Service Oriented Architectures (or, microservices, as they're called now) add a new twist to an old problem. Imagine this simple scenario:
You are an architect of an online retailer. Your business owners have laid down the gauntlet. Well, not really…they’ve just added a new requirement: they’d like to see a list of all orders for customers matching some specific criteria (e.g. city, name, registration date, etc.). For example, show me all orders for customers named ‘Holmes’ from ‘Pittsburgh, PA’. Further, this isn’t for a static report, but rather a dynamic screen in their admin UI.
Sounds simple, right? In the old days of integrated applications, it would be – just join the customer and order tables and apply said criteria. Voila!
Ahh…but it’s a brave new world of SOA, and some old tricks no longer apply. In your architecture, instead of one integrated application, you have two loosely coupled services, Customer and Order. Both services are deployed independently and have their own data – i.e. the Customer service has a Customer data store and the Order service an Order store.
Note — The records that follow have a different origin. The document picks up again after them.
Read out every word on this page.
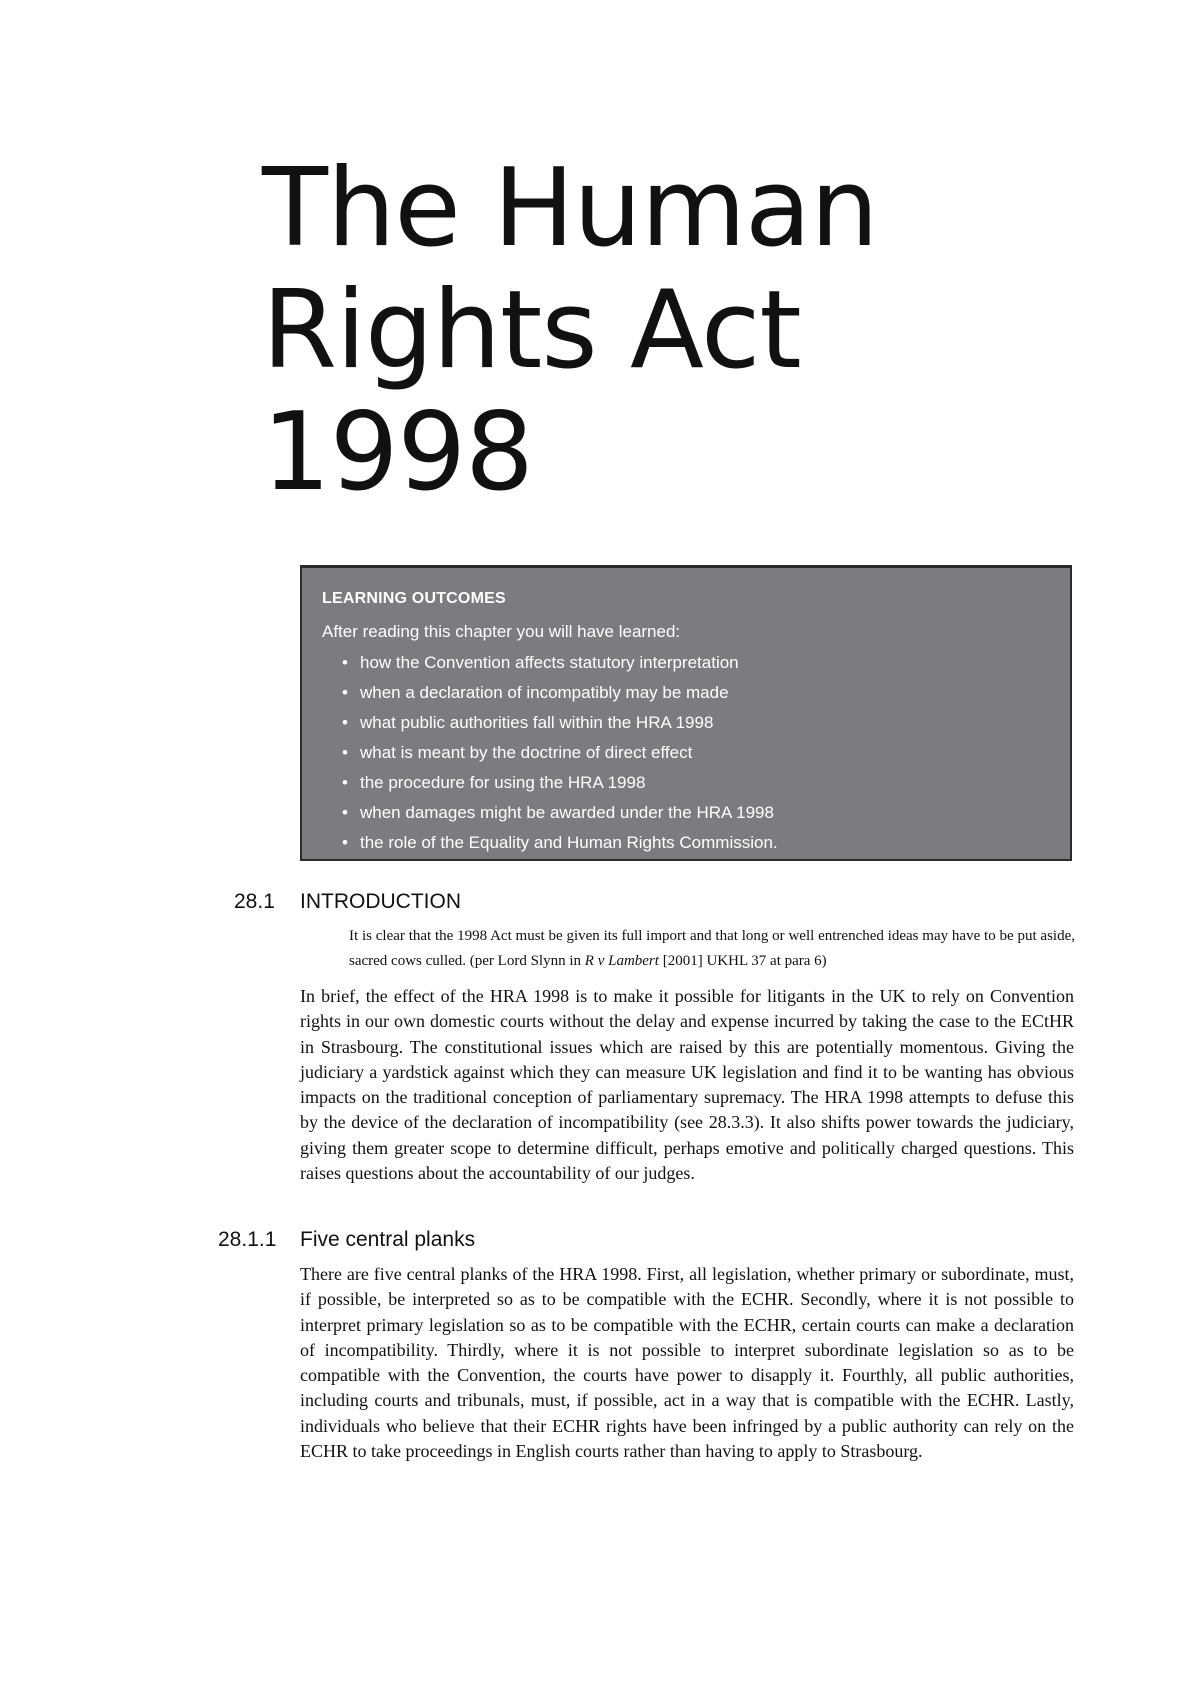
The Human
Rights Act
1998
LEARNING OUTCOMES
After reading this chapter you will have learned:
• how the Convention affects statutory interpretation
• when a declaration of incompatibly may be made
• what public authorities fall within the HRA 1998
• what is meant by the doctrine of direct effect
• the procedure for using the HRA 1998
• when damages might be awarded under the HRA 1998
• the role of the Equality and Human Rights Commission.
28.1 INTRODUCTION

It is clear that the 1998 Act must be given its full import and that long or well entrenched ideas may have to be put aside, sacred cows culled. (per Lord Slynn in R v Lambert [2001] UKHL 37 at para 6)

In brief, the effect of the HRA 1998 is to make it possible for litigants in the UK to rely on Convention rights in our own domestic courts without the delay and expense incurred by taking the case to the ECtHR in Strasbourg. The constitutional issues which are raised by this are potentially momentous. Giving the judiciary a yardstick against which they can measure UK legislation and find it to be wanting has obvious impacts on the traditional conception of parliamentary supremacy. The HRA 1998 attempts to defuse this by the device of the declaration of incompatibility (see 28.3.3). It also shifts power towards the judiciary, giving them greater scope to determine difficult, perhaps emotive and politically charged questions. This raises questions about the accountability of our judges.

28.1.1 Five central planks

There are five central planks of the HRA 1998. First, all legislation, whether primary or subordinate, must, if possible, be interpreted so as to be compatible with the ECHR. Secondly, where it is not possible to interpret primary legislation so as to be compatible with the ECHR, certain courts can make a declaration of incompatibility. Thirdly, where it is not possible to interpret subordinate legislation so as to be compatible with the Convention, the courts have power to disapply it. Fourthly, all public authorities, including courts and tribunals, must, if possible, act in a way that is compatible with the ECHR. Lastly, individuals who believe that their ECHR rights have been infringed by a public authority can rely on the ECHR to take proceedings in English courts rather than having to apply to Strasbourg.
The question stands then – how can you answer a business question about customers and orders, given that this data spans across multiple services?
Here are four solutions I’ve come across:
1. Retrieve from Service: A pure SOA architecture may dictate that access to another service’s data necessitates a call through that service’s exposed interface – and this is where you come face-to-face with the n + 1 selects problem. In this architecture, your Customer Service would first have to query the customer data store for the list of customers matching the criteria. It would then, for each customer, call the Order service to return all orders associated with that customer. Therefore, for n customers matching the criteria, n + 1 queries would need to be executed (on top of n remote calls to the Order service!). The performance costs here are significant, and I imagine unsatisfactory in most cases.
2. Retrieve Directly: Another option would be to open read-only access to the Orders data store from the Customer service. This would improve performance, by saving the remote calls to the Orders service (and perhaps the associated data binding), but still wouldn’t circumnavigate the “n + 1 selects” problem, since without a database join from customers to orders, a query of orders for each customer is still necessary.
3. Cache Locally: A third route would be to cache another service’s data locally (perhaps through some pub-sub, Master Data Management solution). In the scenario above, some customer specific data could be cached in the Order store, such that finding all orders for customers living in ‘Pittsburgh’ could be handled by the Orders service alone. Alternatively, there could be a special search service which caches both customer and order data locally, and would be used exclusively to handle queries across data stores.
4. Retrieve from Central Database: A fourth solution, not depicted on the diagram, would be to have only one master database from which both services may read and write. Doing so would improve performance and perhaps reduce complexity, but much of the loose-coupling, separation of concerns benefits of your SOA would not be realized – for example, a change to the orders table could have the effect of breaking the Customer service.
You may argue that this is a straw-man example – in the real world, these services wouldn’t exist (e.g. wrong service granularity, etc.). Possibly true. However, any SOA will have multiple services, and some of these services will need access to data that spans other services, so in some form, the problem will still remain.
Anyway, thanks for reading, and I’d be very interested to hear your thoughts or solutions!